At each step, you’re watching the patient’s saturation, respiratory rate, and overall work of breathing. If those numbers aren’t improving or are getting worse, it’s time to move to the next level. The goal is always to use the minimum amount of oxygen that gets the patient to their target range, because more oxygen is not always better.

Comfort and Practical Differences

Beyond the clinical indications, there are real practical trade-offs. A nasal cannula is lightweight, unobtrusive, and lets the patient eat, drink, and communicate normally. It’s tolerated well for extended use, which is why it’s the default for chronic oxygen therapy and post-surgical recovery.

A non-rebreather mask covers the nose and mouth entirely. Patients can’t eat or drink while wearing one, and speaking through it is muffled. The mask can feel claustrophobic, particularly for anxious or confused patients. Studies comparing patient satisfaction with NRB masks versus other devices consistently show lower comfort ratings for the mask. For these reasons, you don’t want to keep someone on an NRB any longer than necessary. Once the acute crisis stabilizes and oxygen needs decrease, stepping down to a nasal cannula improves comfort and makes ongoing care much easier.

Risks of Choosing the Wrong Device

Using too little oxygen is an obvious risk: the patient stays hypoxic, organs don’t get the oxygen they need, and the situation deteriorates. But using too much oxygen carries its own dangers, particularly for patients with chronic lung disease.
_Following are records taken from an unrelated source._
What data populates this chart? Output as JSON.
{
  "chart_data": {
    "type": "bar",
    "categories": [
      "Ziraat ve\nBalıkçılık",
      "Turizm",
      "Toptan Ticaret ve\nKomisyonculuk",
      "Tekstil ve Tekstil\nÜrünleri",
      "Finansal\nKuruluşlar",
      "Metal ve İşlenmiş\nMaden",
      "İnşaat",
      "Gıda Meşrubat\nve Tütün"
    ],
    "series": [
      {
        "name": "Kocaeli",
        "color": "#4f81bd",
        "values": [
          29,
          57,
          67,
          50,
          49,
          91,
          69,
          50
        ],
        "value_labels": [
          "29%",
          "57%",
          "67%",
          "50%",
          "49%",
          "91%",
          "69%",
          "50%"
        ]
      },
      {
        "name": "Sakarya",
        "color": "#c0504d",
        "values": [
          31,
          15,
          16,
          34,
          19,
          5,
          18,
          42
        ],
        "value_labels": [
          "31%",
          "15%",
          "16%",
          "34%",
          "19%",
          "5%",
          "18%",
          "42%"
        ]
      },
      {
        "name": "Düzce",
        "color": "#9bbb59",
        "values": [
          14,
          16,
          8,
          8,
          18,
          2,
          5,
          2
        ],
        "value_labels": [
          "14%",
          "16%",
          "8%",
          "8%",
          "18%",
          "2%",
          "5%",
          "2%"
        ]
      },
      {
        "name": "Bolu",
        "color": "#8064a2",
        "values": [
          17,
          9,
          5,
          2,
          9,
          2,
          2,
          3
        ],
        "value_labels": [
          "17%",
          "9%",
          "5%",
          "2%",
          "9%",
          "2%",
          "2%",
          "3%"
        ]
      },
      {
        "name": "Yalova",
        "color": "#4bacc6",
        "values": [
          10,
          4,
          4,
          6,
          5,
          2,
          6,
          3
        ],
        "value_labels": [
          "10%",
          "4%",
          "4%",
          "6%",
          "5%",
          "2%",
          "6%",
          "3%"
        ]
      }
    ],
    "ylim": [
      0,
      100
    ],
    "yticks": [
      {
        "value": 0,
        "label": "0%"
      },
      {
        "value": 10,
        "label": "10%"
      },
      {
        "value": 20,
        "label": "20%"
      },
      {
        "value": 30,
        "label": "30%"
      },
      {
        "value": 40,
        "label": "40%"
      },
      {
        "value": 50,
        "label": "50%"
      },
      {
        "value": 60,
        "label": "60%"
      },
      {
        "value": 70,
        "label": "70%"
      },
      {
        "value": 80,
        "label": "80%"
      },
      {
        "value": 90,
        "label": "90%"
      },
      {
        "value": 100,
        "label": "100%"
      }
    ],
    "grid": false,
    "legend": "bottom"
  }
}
In patients with severe COPD, oxygen saturations above about 95% are associated with rising carbon dioxide levels and worsening respiratory acidosis. Patients with the highest blood oxygen levels in acute COPD flares have been shown to have the worst acidosis. Giving these patients a non-rebreather when a low-flow nasal cannula would suffice can push them into a dangerous spiral of carbon dioxide retention that increases the risk of intubation and death. Simple oxygen masks and non-rebreathers are especially risky here because increasing the flow rate delivers a much larger jump in oxygen concentration compared to the fine adjustments possible with a cannula.

High oxygen levels can also cause portions of the lung to collapse (a process where oxygen is absorbed faster than it can be replaced in the small air sacs) and worsen the mismatch between airflow and blood flow in the lungs. The takeaway: match the device to the patient’s actual need, and titrate to a specific saturation target rather than defaulting to the highest oxygen flow available.